I am certainly aware of the Angelfish's infamous temperament hence I am still holding off. This time it's either Angelfish OR Discus, I don't want to mix them. The Angelfish is seriously nice though - again it has distinctive dark/black stripes and it has a bluish sheen that is more prominent on its upper half. I haven't seen this variety.

On the Guppy feeder stuff - I have begun removing them from the main tank - starting with the females and the fry with the blandest hue. I have drums where I grow water spinach, Bacopas and some unknown water plants - I transferred them there. Downside is my main tank will no longer have mosquito larvae for snacks. I did not make this clear but it is my friend who has a tilapia pond - I was planning to give him the female Guppies and fry but he doesn't want them lol.

My LFS still do not have both Neon and Discus. I have three choices now though - Callistus Tetra, Rummy Nose and Black Skirt. I think I will grab the first two.

On the Neons, I thought that they have the same environment as the Discus. Anyway attached are some photos of my tank.


----------



## Nordic (Nov 11, 2003)

Tilapia will rather eat snails than fish.


----------



## Avianwing (Dec 15, 2009)

What is the plant whose broad leaves are popping out of the top? Forget the technical term- border plants?? Would love to have them in my aquaria.

I would say Angels are wonderful. Jet black angels are the most beautiful freshwater aquarium fish in the world and would look awesome in your tank. Platinums would be a close second and Wild type silver third. Then the lesser mortals like Gold, Marbles, Pearlscale, Koi etc.


----------



## jaymyess (May 13, 2016)

Avianwing said:


> What is the plant whose broad leaves are popping out of the top? Forget the technical term- border plants?? Would love to have them in my aquaria.
> 
> I would say Angels are wonderful. Jet black angels are the most beautiful freshwater aquarium fish in the world and would look awesome in your tank. Platinums would be a close second and Wild type silver third. Then the lesser mortals like Gold, Marbles, Pearlscale, Koi etc.

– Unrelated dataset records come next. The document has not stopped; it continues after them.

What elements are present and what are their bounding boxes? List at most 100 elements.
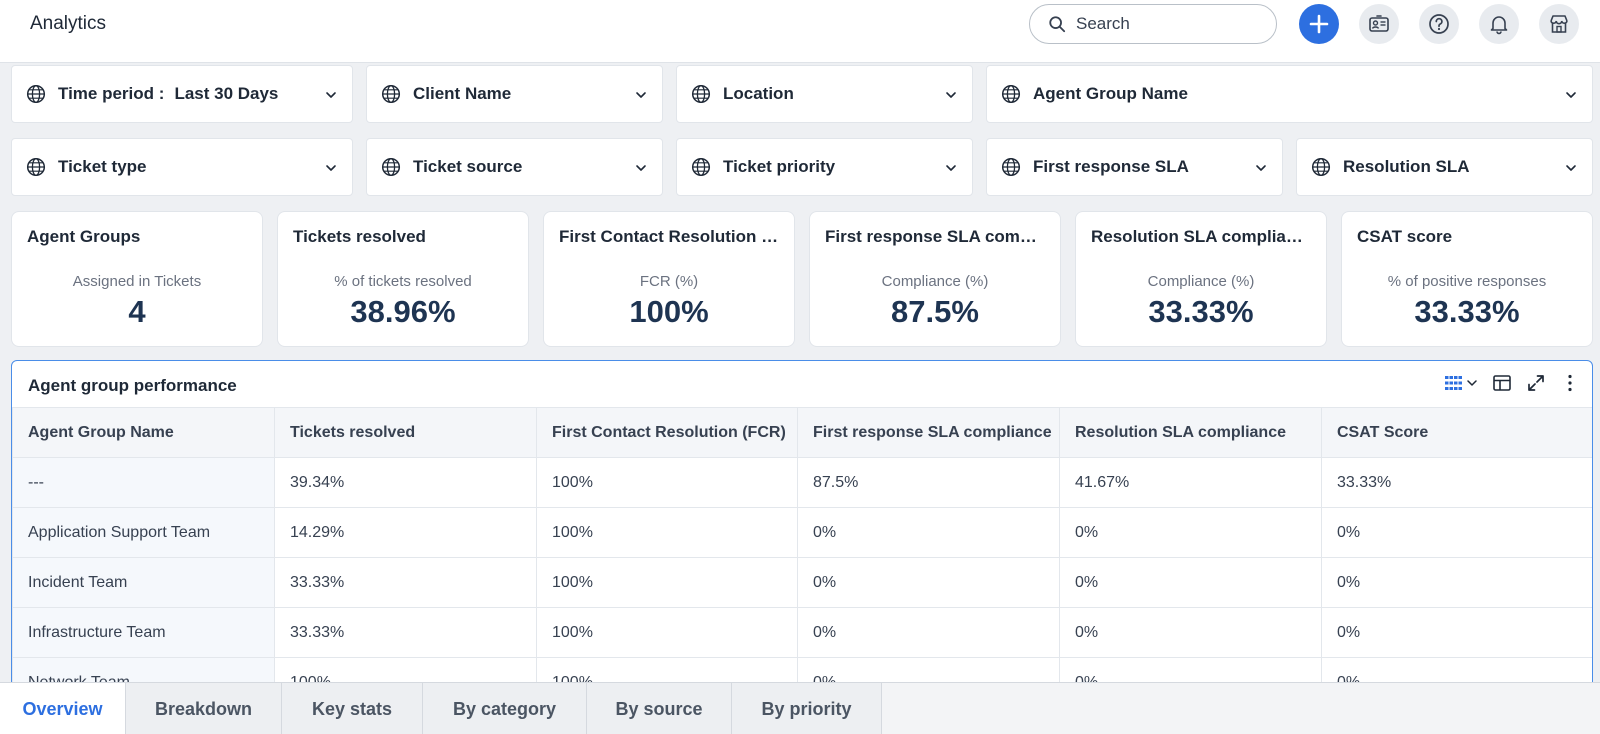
globe-icon xyxy=(691,84,711,104)
kpi-subtitle: FCR (%) xyxy=(639,273,699,290)
column-header[interactable]: CSAT Score xyxy=(1321,407,1592,458)
more-options-icon[interactable] xyxy=(1560,373,1580,393)
filter-client-name[interactable]: Client Name xyxy=(366,65,663,123)
table-cell: 0% xyxy=(1059,557,1322,608)
table-row: Incident Team 33.33% 100% 0% 0% 0% xyxy=(12,557,1592,608)
bell-icon xyxy=(1490,16,1508,35)
kpi-value: 33.33% xyxy=(1148,294,1254,329)
plus-icon xyxy=(1309,14,1329,34)
globe-icon xyxy=(26,84,46,104)
column-header[interactable]: First Contact Resolution (FCR) xyxy=(536,407,798,458)
kpi-subtitle: % of positive responses xyxy=(1387,273,1547,290)
filter-ticket-type[interactable]: Ticket type xyxy=(11,138,353,196)
tab-key-stats[interactable]: Key stats xyxy=(282,683,423,734)
panel-title: Agent group performance xyxy=(28,376,237,395)
kpi-first-contact-resolution: First Contact Resolution (FCR) FCR (%) 1… xyxy=(543,211,795,347)
search-placeholder: Search xyxy=(1076,14,1130,33)
bottom-tab-bar: Overview Breakdown Key stats By category… xyxy=(0,682,1600,734)
tab-by-priority[interactable]: By priority xyxy=(732,683,882,734)
kpi-title: First response SLA compliance xyxy=(825,227,1047,246)
id-card-button[interactable] xyxy=(1359,4,1399,44)
kpi-value: 33.33% xyxy=(1414,294,1520,329)
search-input[interactable]: Search xyxy=(1029,4,1277,44)
chevron-down-icon xyxy=(1467,380,1477,386)
help-button[interactable] xyxy=(1419,4,1459,44)
tab-breakdown[interactable]: Breakdown xyxy=(126,683,282,734)
table-cell: 41.67% xyxy=(1059,457,1322,508)
kpi-value: 4 xyxy=(128,294,146,329)
chevron-down-icon xyxy=(946,92,956,98)
filter-label: Ticket type xyxy=(58,157,147,176)
globe-icon xyxy=(1311,157,1331,177)
table-cell: 0% xyxy=(1059,507,1322,558)
kpi-title: Tickets resolved xyxy=(293,227,426,246)
table-cell: 0% xyxy=(797,507,1060,558)
table-header-row: Agent Group Name Tickets resolved First … xyxy=(12,407,1592,458)
filter-location[interactable]: Location xyxy=(676,65,973,123)
filter-ticket-source[interactable]: Ticket source xyxy=(366,138,663,196)
filter-resolution-sla[interactable]: Resolution SLA xyxy=(1296,138,1593,196)
kpi-subtitle: % of tickets resolved xyxy=(334,273,472,290)
table-cell: 0% xyxy=(797,557,1060,608)
create-button[interactable] xyxy=(1299,4,1339,44)
chevron-down-icon xyxy=(1256,165,1266,171)
column-header[interactable]: Tickets resolved xyxy=(274,407,537,458)
table-cell: 0% xyxy=(1321,507,1592,558)
table-cell: 100% xyxy=(536,557,798,608)
kpi-value: 38.96% xyxy=(350,294,456,329)
column-header[interactable]: Agent Group Name xyxy=(12,407,275,458)
filter-label: Ticket source xyxy=(413,157,523,176)
filter-label: Time period : xyxy=(58,84,165,103)
id-card-icon xyxy=(1369,15,1389,32)
table-cell: Application Support Team xyxy=(12,507,275,558)
globe-icon xyxy=(1001,84,1021,104)
filter-first-response-sla[interactable]: First response SLA xyxy=(986,138,1283,196)
kpi-tickets-resolved: Tickets resolved % of tickets resolved 3… xyxy=(277,211,529,347)
expand-icon[interactable] xyxy=(1526,373,1546,393)
table-cell: 0% xyxy=(1321,607,1592,658)
table-cell: 14.29% xyxy=(274,507,537,558)
table-row: Application Support Team 14.29% 100% 0% … xyxy=(12,507,1592,558)
kpi-agent-groups: Agent Groups Assigned in Tickets 4 xyxy=(11,211,263,347)
filter-label: Client Name xyxy=(413,84,512,103)
table-cell: Infrastructure Team xyxy=(12,607,275,658)
view-selector[interactable] xyxy=(1444,373,1478,393)
notifications-button[interactable] xyxy=(1479,4,1519,44)
table-cell: 0% xyxy=(1321,557,1592,608)
filter-ticket-priority[interactable]: Ticket priority xyxy=(676,138,973,196)
table-cell: 87.5% xyxy=(797,457,1060,508)
tab-by-source[interactable]: By source xyxy=(587,683,732,734)
table-cell: 33.33% xyxy=(1321,457,1592,508)
tab-overview[interactable]: Overview xyxy=(0,683,126,734)
table-cell: 100% xyxy=(536,607,798,658)
page-title: Analytics xyxy=(30,13,107,34)
kpi-resolution-sla: Resolution SLA compliance Compliance (%)… xyxy=(1075,211,1327,347)
tab-by-category[interactable]: By category xyxy=(423,683,587,734)
top-header: Analytics Search xyxy=(0,0,1600,63)
chevron-down-icon xyxy=(636,92,646,98)
store-icon xyxy=(1550,15,1568,33)
kpi-value: 100% xyxy=(629,294,709,329)
kpi-first-response-sla: First response SLA compliance Compliance… xyxy=(809,211,1061,347)
column-header[interactable]: First response SLA compliance xyxy=(797,407,1060,458)
kpi-subtitle: Compliance (%) xyxy=(1147,273,1255,290)
filter-label: Location xyxy=(723,84,794,103)
globe-icon xyxy=(381,157,401,177)
store-button[interactable] xyxy=(1539,4,1579,44)
filter-label: First response SLA xyxy=(1033,157,1189,176)
table-cell: 33.33% xyxy=(274,607,537,658)
table-layout-icon[interactable] xyxy=(1492,373,1512,393)
table-cell: --- xyxy=(12,457,275,508)
filter-agent-group-name[interactable]: Agent Group Name xyxy=(986,65,1593,123)
column-header[interactable]: Resolution SLA compliance xyxy=(1059,407,1322,458)
kpi-title: Agent Groups xyxy=(27,227,141,246)
globe-icon xyxy=(26,157,46,177)
table-cell: 100% xyxy=(536,457,798,508)
globe-icon xyxy=(691,157,711,177)
table-cell: 0% xyxy=(797,607,1060,658)
table-cell: 100% xyxy=(536,507,798,558)
filter-label: Ticket priority xyxy=(723,157,836,176)
chevron-down-icon xyxy=(1566,92,1576,98)
filter-time-period[interactable]: Time period : Last 30 Days xyxy=(11,65,353,123)
chevron-down-icon xyxy=(326,165,336,171)
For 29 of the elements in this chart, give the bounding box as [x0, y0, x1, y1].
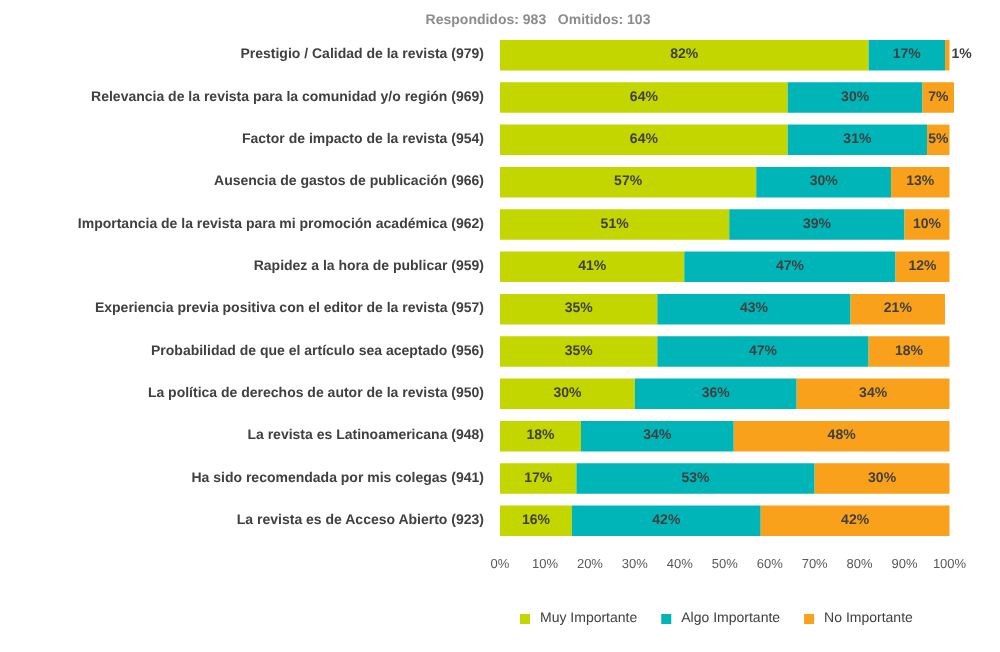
bar: [500, 463, 577, 494]
bar: [733, 420, 950, 452]
bar: [814, 463, 950, 494]
bar: [500, 209, 730, 240]
bar: [760, 505, 950, 537]
bar: [500, 39, 869, 71]
bar: [787, 82, 923, 113]
bar: [850, 293, 946, 325]
bar: [500, 293, 658, 325]
bar: [868, 336, 950, 367]
bar: [634, 378, 797, 410]
bar: [500, 251, 685, 283]
bar: [684, 251, 896, 283]
bar: [868, 39, 946, 71]
bar: [571, 505, 761, 537]
bar: [657, 293, 851, 325]
bar: [500, 336, 658, 367]
bar: [756, 166, 892, 198]
bar: [580, 420, 734, 452]
bar: [796, 378, 950, 410]
bar: [729, 209, 905, 240]
bar: [500, 82, 788, 113]
bar: [500, 166, 757, 198]
bar: [500, 378, 635, 410]
bar: [657, 336, 869, 367]
bar: [787, 124, 928, 156]
bar: [576, 463, 815, 494]
bar: [500, 124, 788, 156]
bar: [500, 420, 581, 452]
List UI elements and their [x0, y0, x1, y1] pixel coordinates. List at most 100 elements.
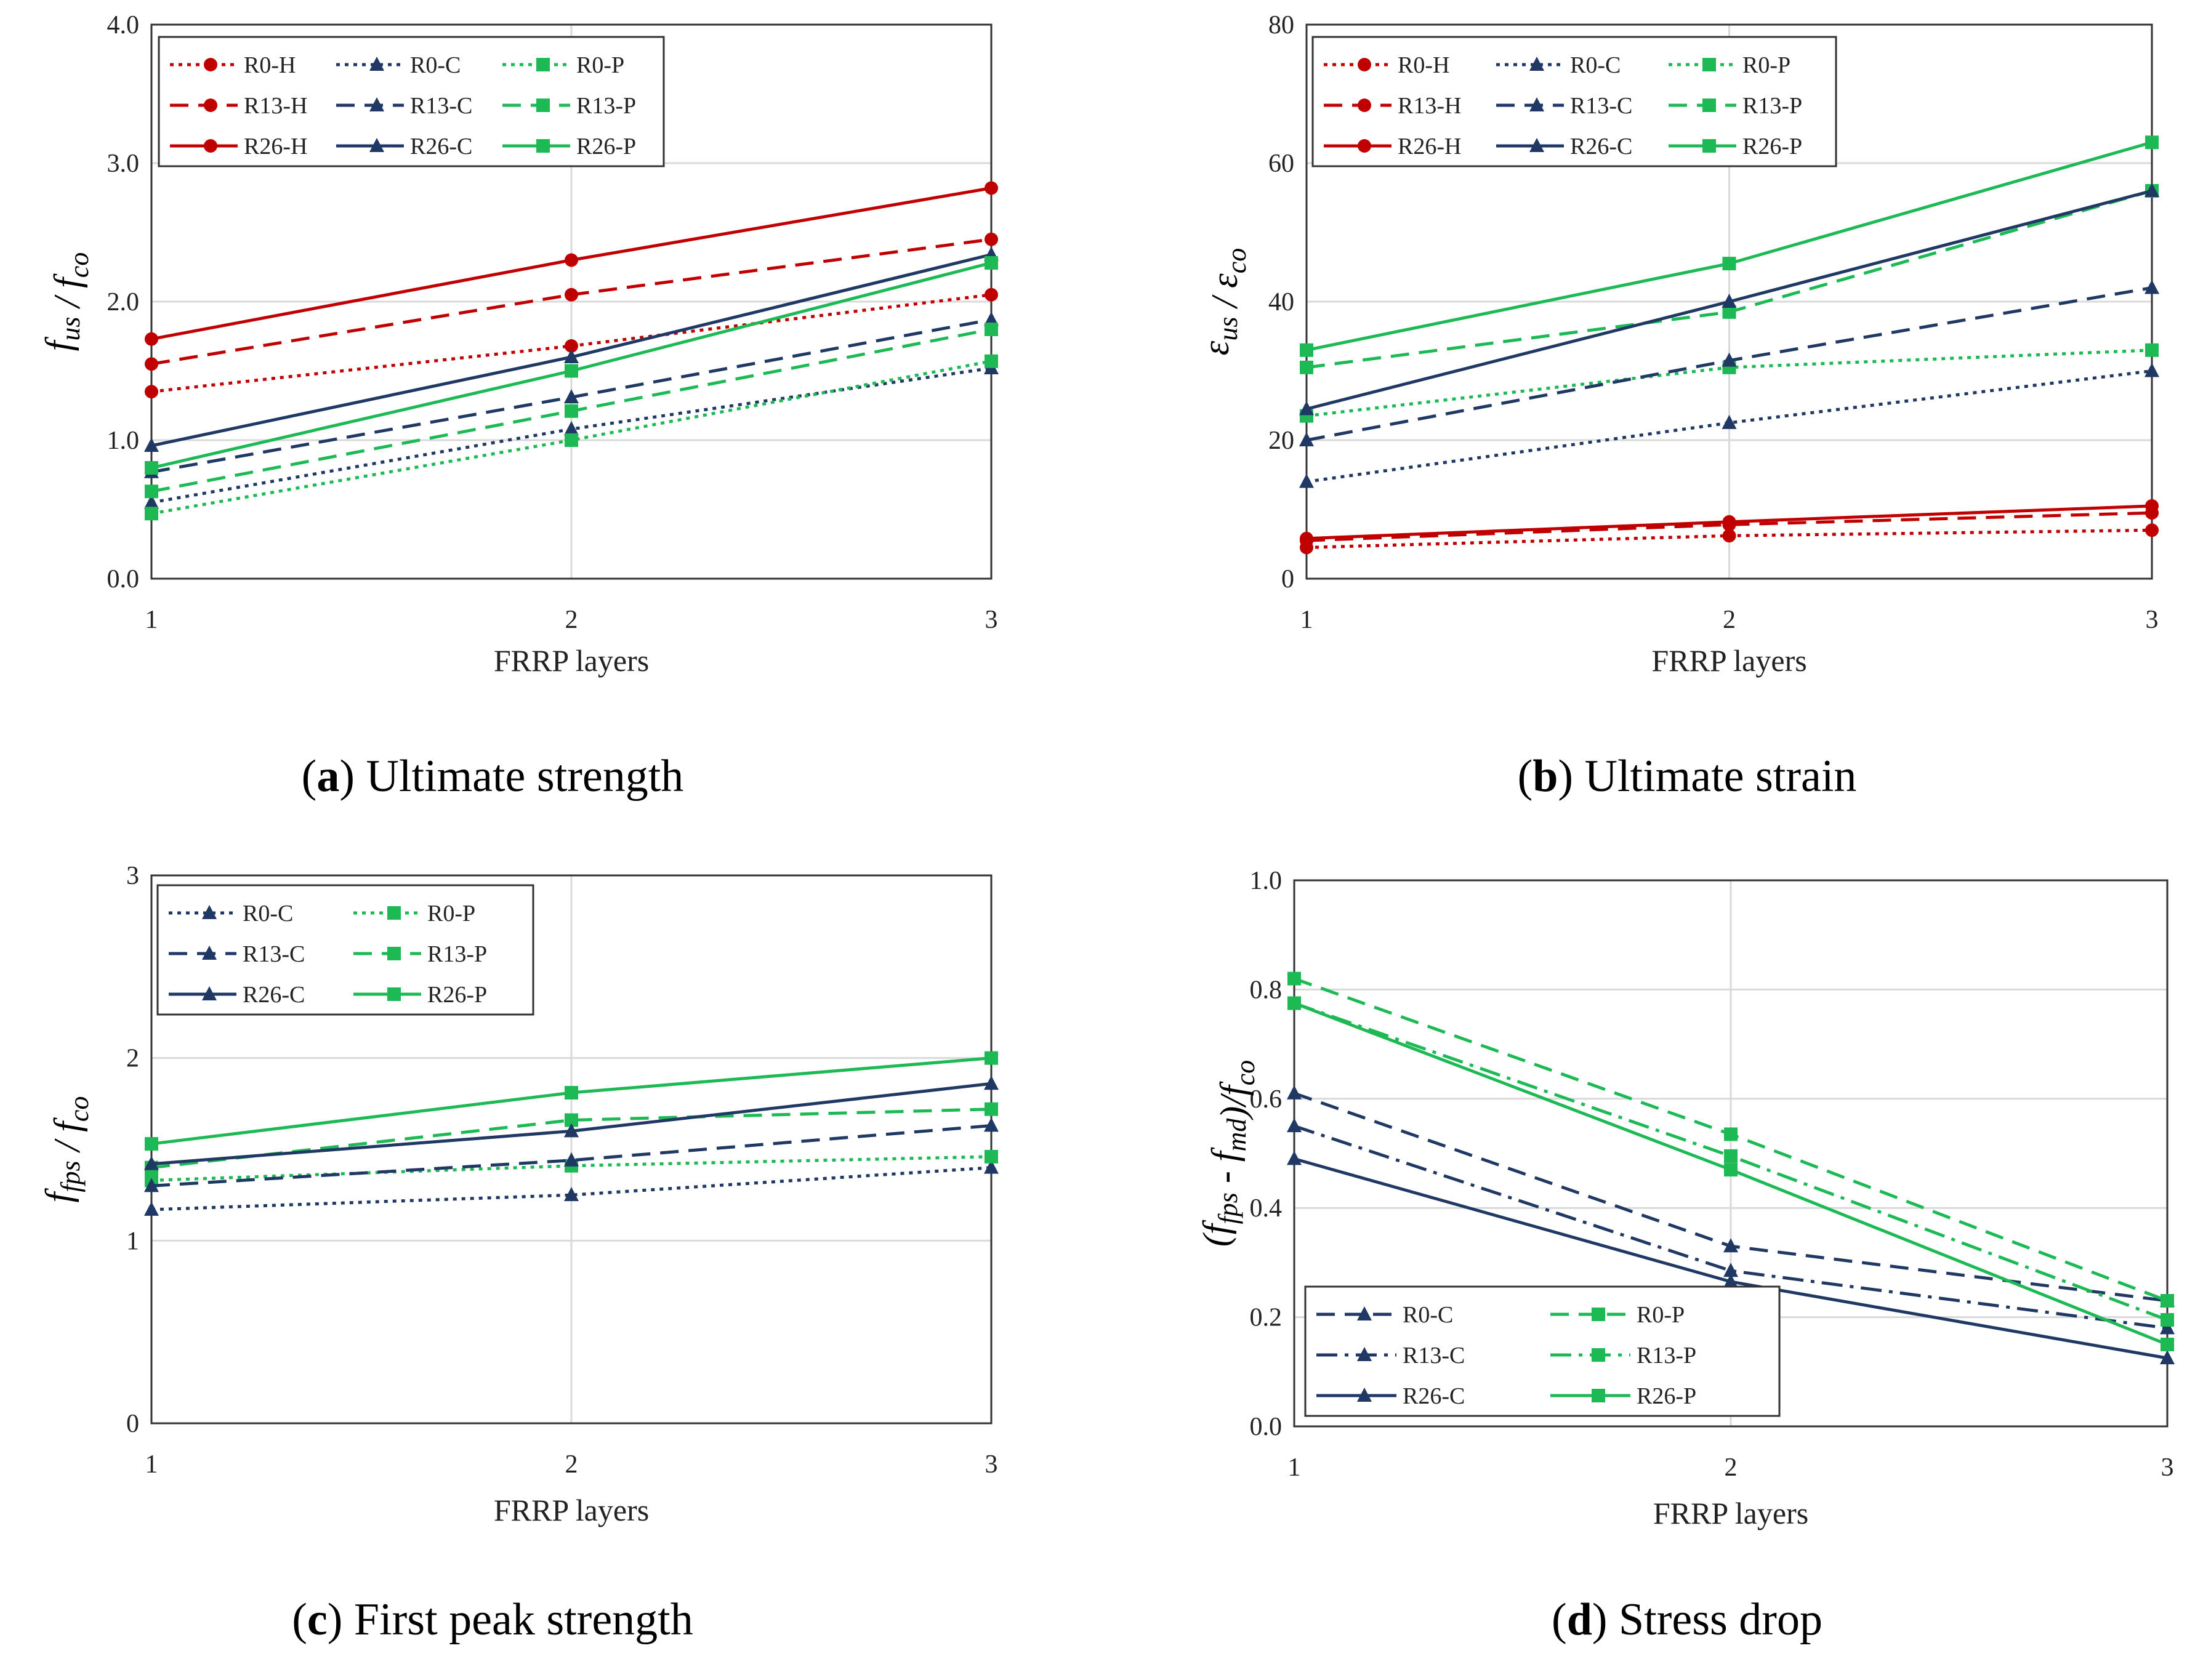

I am not sure which one you are referring to but i assume the one that has the most leaves - am I correct? It is a type of Philodendron which I couldn't find its specific name. From left to right: Pothos, Peace Lily, Philodendron. I may be wrong and it may not be a Philo but an Epipremnum - same class as Pothos. They do really well with their roots submerged but their leaves sticking out.

Yea Angels are really nice and I do love the all-black ones - not the pearl variety but the velvet ones. I'll do a wait-and-see if the Discus arrives or not. I can wait for about a month or so. As for feeder Guppies, I'll just remove them from the main tank and put them in the drum/bucket where my other aquatic plants are.


----------



## Avianwing (Dec 15, 2009)

OVT said:


> You are doomed.
> 
> The end result - I have hundreds upon hundreds of guppies in most of my tanks.
> 
> .


Why did you add Guppies in so many of your tanks? And how many tanks do you have?

Bump:


jaymyess said:


> I am not sure which one you are referring to but i assume the one that has the most leaves - am I correct? It is a type of Philodendron which I couldn't find its specific name. From left to right: Pothos, Peace Lily, Philodendron. I may be wrong and it may not be a Philo but an Epipremnum - same class as Pothos. They do really well with their roots submerged but their leaves sticking out.
> .


The one with the darker slightly dull leaves with the shape of a bay leaf. I guess it is what you have termed as a Philodendron


----------